After enjoying the rocking in the bright warm sunshine, and watching the tiny people crossing the Coupee (like the little men crossing a bridge on a willow-patterned plate), three hundred feet overhead, off I started again. I kept about two hundred yards from the precipitous sides of the island, steering so close to the rock Moie de la Bretagne, which rises ninety feet above the sea, that I touched it as we (my boat, dog, and I) glided by.

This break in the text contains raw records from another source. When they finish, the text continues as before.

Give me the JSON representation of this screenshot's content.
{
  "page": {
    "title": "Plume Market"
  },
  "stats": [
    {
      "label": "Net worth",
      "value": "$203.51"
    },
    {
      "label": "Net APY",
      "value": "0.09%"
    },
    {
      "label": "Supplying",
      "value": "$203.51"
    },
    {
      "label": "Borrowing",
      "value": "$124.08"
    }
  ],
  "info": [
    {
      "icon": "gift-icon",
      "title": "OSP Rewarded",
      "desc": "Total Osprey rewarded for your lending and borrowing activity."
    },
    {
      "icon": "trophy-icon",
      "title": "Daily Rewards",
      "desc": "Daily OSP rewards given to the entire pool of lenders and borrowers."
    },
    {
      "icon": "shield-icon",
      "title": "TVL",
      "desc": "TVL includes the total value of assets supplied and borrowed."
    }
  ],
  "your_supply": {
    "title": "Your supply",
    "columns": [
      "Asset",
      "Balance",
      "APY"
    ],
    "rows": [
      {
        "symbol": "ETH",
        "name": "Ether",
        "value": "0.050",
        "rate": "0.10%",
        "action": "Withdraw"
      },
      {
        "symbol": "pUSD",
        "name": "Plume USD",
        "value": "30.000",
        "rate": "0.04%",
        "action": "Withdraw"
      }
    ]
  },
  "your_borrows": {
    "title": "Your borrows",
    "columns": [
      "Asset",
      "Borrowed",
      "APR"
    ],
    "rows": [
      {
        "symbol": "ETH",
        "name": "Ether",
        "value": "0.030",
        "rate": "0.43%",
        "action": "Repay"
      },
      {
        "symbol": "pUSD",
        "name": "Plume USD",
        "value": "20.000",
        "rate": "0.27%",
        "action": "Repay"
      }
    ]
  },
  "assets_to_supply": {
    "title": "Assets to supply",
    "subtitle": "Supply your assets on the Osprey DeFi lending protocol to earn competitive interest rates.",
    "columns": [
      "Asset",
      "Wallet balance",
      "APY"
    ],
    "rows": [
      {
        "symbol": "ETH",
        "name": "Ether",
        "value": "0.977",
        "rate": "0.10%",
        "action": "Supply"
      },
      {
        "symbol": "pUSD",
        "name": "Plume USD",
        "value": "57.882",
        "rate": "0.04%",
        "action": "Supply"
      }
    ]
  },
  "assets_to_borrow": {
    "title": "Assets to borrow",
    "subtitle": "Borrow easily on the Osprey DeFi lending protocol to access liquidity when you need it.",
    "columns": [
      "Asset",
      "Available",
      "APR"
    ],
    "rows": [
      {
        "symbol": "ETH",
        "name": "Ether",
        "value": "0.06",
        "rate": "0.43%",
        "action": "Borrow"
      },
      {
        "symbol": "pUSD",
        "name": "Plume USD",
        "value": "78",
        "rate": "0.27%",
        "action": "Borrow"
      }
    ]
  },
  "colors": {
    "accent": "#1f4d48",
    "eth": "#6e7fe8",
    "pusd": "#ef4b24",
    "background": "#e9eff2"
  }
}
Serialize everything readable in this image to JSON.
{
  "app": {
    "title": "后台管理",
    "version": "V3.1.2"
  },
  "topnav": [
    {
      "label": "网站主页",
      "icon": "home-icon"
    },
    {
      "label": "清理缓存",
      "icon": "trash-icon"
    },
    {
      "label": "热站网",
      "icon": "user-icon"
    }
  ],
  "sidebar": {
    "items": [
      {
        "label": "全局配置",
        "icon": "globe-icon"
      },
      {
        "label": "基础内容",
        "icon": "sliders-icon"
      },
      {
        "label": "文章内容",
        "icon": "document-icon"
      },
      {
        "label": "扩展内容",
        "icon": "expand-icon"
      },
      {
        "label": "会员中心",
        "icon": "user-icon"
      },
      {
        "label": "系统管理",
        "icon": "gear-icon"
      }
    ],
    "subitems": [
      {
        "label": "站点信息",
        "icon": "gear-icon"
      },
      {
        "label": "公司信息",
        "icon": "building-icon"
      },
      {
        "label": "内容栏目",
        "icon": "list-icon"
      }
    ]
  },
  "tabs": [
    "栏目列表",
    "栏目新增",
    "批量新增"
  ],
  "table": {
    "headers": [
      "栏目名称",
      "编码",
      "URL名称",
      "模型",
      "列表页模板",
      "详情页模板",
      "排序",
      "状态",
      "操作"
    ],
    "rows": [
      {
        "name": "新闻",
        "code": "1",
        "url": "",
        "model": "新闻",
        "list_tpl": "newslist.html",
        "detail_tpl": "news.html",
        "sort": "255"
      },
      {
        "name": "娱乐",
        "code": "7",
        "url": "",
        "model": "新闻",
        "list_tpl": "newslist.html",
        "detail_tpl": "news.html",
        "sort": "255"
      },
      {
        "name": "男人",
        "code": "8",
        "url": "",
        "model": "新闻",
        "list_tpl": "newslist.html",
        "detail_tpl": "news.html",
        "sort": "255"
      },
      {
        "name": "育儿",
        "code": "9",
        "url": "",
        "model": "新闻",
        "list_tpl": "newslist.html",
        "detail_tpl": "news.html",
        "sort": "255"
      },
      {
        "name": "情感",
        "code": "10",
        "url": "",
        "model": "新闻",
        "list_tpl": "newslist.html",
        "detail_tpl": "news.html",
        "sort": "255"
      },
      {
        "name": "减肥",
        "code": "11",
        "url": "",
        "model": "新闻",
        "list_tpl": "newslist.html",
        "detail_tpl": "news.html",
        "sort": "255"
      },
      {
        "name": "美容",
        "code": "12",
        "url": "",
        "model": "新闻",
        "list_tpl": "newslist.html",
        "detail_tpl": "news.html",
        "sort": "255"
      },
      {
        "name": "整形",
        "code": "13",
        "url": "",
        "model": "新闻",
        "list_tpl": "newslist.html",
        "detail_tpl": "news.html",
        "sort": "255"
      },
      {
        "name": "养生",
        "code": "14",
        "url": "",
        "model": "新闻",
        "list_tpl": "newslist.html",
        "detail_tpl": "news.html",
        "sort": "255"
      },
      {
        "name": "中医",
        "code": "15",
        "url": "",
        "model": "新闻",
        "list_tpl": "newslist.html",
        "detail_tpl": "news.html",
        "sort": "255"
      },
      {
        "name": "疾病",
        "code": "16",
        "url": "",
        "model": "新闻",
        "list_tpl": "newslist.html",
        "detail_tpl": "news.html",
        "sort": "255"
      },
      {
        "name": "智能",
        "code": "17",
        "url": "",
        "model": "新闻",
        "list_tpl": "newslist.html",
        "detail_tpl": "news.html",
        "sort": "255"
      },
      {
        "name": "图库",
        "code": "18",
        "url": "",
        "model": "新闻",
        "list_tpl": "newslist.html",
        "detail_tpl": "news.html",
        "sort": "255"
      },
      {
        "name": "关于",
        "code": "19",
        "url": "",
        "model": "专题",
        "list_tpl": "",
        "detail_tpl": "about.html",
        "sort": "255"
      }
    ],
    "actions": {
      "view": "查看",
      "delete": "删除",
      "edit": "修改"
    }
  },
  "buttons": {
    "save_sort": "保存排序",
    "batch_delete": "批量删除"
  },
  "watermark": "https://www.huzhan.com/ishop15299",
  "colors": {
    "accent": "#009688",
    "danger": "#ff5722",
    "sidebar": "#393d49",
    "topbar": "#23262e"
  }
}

Next, into the romantic little bay of Port Gorey (just a lovers’ paradise), where I let “Begum” have a run ashore while I sketched. Here are situate the mines which were abandoned many years ago as a dismal failure, leaving as a legacy to those fond of sketching some ruinous cottages and huge chimney shafts, which look down on the little Bay of Gorey, as Gog and Magog look down on the visitors to the London Guildhall.
Leaving Gorey we had a good look at the rock called L’Etac de Sark with its satellites, and gave them a wide berth, for their tooth-like appearance is not at all pleasant when but an inch of wood lies between one and a watery grave. L’Etac is the highest isolated rock round the island, rising nearly two hundred feet above low water.
[Illustration: ROCKS AT SOUTH END OF SARK.]
To save time, instead of sweeping the bays we made a straight line, so as to pass between Point Derrible and La Couchee, and quickly arrived off what one may suppose the most picturesque spot in the Channel Isles—Creux Harbour, with its stumpy little breakwater pier and cave cutting which gives entrance to the island. The half-dozen fishermen on the quay gave us a cheer as we passed, in answer to a wave from my yellow cap.
On our right were the rocky islets, rising about one hundred feet above the sea, called La Burons, and I passed just in time to see a sheep fall with a plunge and splash into the sea, shot by a man in a boat. This appeared to be the local way of slaughtering the sheep which are put on the rocks to crop the sparse herbage which grows above high-water mark. After a fortnight among the rocks sheep will get so agile and surefooted, that a man has no chance with them in running or climbing, hence the rifle has to be employed to obtain mutton.
After passing Grand Moie (one hundred and seventeen feet)—there are no other rocks of any magnitude—so keeping well out I stripped and tumbled overboard, hanging now to the stern, and then swimming alongside, but never more than a yard away, for fear a current might part my boat and me. “Begum,” of course, swam with me, and seemed to keep an eye on his master, for he seldom went far away from me. Whenever I looked round his dear old brown eyes were upon me, as if he would say, “How are you getting on, master?”